Alexandre Anderson, pescador e presidente da Associação Homens do Mar (Homar), contabilizou que com a luta para proteger a Baia de Guanabara dos males ocorridos pelas obras do Comperj e do GNL, ambos da Petrobras, já perdeu dois companheiros assassinados, outro por suicídio e quatro estão desaparecidos. “As obras não estão totalmente licenciadas e, mais grave ainda, naquelas que o Governo do Estado concede licença, ele não confere se estão dentro dos padrões. Alexandre que é integrante do programa de proteção dos defensores dos direitos humanos denunciou que sua participação nos eventos da Cúpula dos Povos estava sendo dificultada por conta da falta de organização na escolta e que isso deveria ser investigado. “É muita coincidência esta falta de organização justamente nos dias em que eu preciso participar de eventos como este”, indagou.

O pesquisador da ENSP/Fiocruz Marcelo Firpo lembrou que o problema das grandes corporações não é isolado e que ele está presente em outros estados do Brasil, além de países da Ásia, África e América Latina. O pesquisador concluiu ainda que toda essa devastação dos territórios e da cultura popular se deve ao modelo econômico dos dias atuais baseado no produtivismo, extrativismo e mercantilismo. “Esse padrão de modelos de gestão ambiental envolve alianças estratégicas com a política, economia, pessoais, corporativos, especulação imobiliária, sempre em territórios com populações vulneráveis”, explicou.

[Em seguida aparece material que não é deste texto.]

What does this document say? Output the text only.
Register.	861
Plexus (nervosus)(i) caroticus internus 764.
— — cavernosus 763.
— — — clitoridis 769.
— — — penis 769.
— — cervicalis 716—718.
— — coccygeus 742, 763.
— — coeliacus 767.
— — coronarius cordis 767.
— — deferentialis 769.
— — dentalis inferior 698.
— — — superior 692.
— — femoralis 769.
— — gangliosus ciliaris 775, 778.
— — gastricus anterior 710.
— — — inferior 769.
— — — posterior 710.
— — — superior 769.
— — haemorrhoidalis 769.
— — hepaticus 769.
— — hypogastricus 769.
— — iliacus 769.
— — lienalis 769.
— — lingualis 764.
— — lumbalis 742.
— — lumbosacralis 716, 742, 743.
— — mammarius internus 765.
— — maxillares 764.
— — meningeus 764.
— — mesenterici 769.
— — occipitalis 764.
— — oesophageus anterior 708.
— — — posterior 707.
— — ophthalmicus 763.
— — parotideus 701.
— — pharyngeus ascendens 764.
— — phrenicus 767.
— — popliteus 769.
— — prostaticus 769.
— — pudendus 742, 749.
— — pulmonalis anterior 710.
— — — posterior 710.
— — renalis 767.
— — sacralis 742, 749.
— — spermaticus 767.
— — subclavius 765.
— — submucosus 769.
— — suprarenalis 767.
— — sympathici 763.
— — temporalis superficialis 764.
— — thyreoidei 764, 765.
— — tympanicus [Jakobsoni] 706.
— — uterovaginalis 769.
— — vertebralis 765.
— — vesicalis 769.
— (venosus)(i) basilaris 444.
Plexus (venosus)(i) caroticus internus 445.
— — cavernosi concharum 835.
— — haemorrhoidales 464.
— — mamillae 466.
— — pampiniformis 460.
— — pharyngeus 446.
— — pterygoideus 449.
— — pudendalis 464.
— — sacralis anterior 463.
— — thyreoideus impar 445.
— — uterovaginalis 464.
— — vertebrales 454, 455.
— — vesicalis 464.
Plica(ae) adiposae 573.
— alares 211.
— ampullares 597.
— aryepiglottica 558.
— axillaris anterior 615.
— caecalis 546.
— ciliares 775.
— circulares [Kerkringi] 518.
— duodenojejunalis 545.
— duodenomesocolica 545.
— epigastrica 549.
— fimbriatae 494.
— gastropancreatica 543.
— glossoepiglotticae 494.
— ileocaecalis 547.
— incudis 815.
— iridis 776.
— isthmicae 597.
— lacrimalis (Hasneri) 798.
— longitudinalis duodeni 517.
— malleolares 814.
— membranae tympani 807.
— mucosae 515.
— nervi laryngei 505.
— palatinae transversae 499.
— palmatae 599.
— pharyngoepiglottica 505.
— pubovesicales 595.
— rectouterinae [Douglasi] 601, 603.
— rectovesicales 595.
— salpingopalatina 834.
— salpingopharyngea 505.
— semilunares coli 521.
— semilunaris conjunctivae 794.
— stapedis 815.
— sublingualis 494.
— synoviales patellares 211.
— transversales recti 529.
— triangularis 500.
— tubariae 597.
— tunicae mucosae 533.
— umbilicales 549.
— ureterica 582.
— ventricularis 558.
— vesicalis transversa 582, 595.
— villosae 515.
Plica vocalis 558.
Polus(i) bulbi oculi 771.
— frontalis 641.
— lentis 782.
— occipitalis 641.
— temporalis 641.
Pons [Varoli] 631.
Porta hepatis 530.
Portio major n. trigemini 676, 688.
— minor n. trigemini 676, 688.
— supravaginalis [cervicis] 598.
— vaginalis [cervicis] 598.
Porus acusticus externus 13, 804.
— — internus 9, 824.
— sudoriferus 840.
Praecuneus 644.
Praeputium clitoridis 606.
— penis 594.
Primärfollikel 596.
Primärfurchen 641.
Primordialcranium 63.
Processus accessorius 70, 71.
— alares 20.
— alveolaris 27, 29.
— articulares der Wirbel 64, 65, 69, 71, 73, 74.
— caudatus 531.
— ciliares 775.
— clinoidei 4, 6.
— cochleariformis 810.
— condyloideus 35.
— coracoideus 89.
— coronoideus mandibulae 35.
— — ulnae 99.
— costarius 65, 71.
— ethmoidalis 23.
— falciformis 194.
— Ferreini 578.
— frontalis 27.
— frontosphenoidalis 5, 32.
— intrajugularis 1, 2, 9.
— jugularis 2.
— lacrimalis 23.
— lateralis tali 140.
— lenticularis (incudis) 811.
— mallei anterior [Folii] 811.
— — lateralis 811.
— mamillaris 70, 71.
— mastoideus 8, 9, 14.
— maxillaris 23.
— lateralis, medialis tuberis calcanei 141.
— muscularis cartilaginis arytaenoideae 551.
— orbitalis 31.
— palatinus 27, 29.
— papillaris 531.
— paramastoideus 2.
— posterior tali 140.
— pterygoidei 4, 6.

Roberto Ferraz, do Fapesca, listou também uma série de construções que tem afetado a atividade da pesca artesanal como o programa de desenvolvimento de submarinos com propulsão nuclear na Ilha da Madeira, em Itaguaí, o emissário do Comperj em Itaipuaçu e os Polos Navais em Jaconé, ambos em Maricá. “Com esses projetos, a poluição vai aumentar, a pesca acabar e a paisagem sumir”, enumerou.

Relação público-privado

Fator que tem levantado grandes discussões em todo o evento é a relação entre o público e privado por meio de ações de responsabilidade sócio-ambiental e a política de incentivo fiscal, além da isenção de impostos. Na maior parte dos locais impactados, as corporações como a Vale, Petrobras e TKCSA cumprem funções que deveriam ser o papel do Estado como construção de escolas, hospitais, cursos profissionalizantes, entre outras. “No discurso da TKCSA eles falam que geraram 3 mil empregos e 2 mil vagas em escolas. E os 8 mil pescadores que estão sem trabalhar não entram na conta?”, indagou Jacir.

O pesquisador Marcelo Firpo lembrou ainda o processo de fragmentação dos licenciamentos que acarreta no aceleramento dos processos. ” Estamos convivendo com uma máquina terrível de aceleração de licenciamento ambiental e colocando em jogo a qualidade técnica e integridade moral dos servidores técnicos”, levantou.

Cultura popular e pesquisa científica

Alexandre Pessoa, professor e pesquisador da EPSJV/ Fiocruz, defendeu que o conhecimento dos trabalhadores tem que entrar nas universidades e nas pesquisas para que haja uma união do conhecimento popular com o científico. Marcelo Firmo defendeu ainda que a pesquisa dever ser parcial. “A relação da ciência não pode ser esta forma fria porque senão ela perde sua alma”, suplicou.

O presidente da Fiocurz, que estava presente na atividade, ressaltou que reconheceu o evento como um chamado para a academia estar sempre presente nesta discussões. “Queremos e devemos deixar que a produção acadêmica seja feita com liberdade e hoje estamos buscando formas legais para dar o suporte devido aos nossos pesquisadores”, afirmou.

Marcha Anti-Corporações

Fora TKCSA! A Vida não se vende, a vida se defende! Estes e muitos outros gritos ecoaram na marcha anti corporações que reuniu 5 mil pessoas de diversos movimentos como Via Campesina, Marcha Mundial das Mulheres, entre outros, no dia 19 de junho. Os manifestantes saíram do Aterro do Flamengo em direção à sede da Vale no Centro do Rio de Janeiro. No local, os participantes projetaram imagens no prédio da companhia, relembraram o título de pior empresa do mundo concedido à Vale no início deste ano pelo Public Eye e, por fim, jogaram ovos e tinta vermelha como forma de protesto no prédio da empresa. Outras duas marchas aconteceram no dia 20 de junho. Na parte da manhã a da Vila do Autódromo em protesto às remoções no local por conta dos mega eventos e, na parte da tarde, a Marcha Global dos Povos Contra a Mercantilização da Vida e em Defesa dos Bens Comuns no Centro do Rio de Janeiro.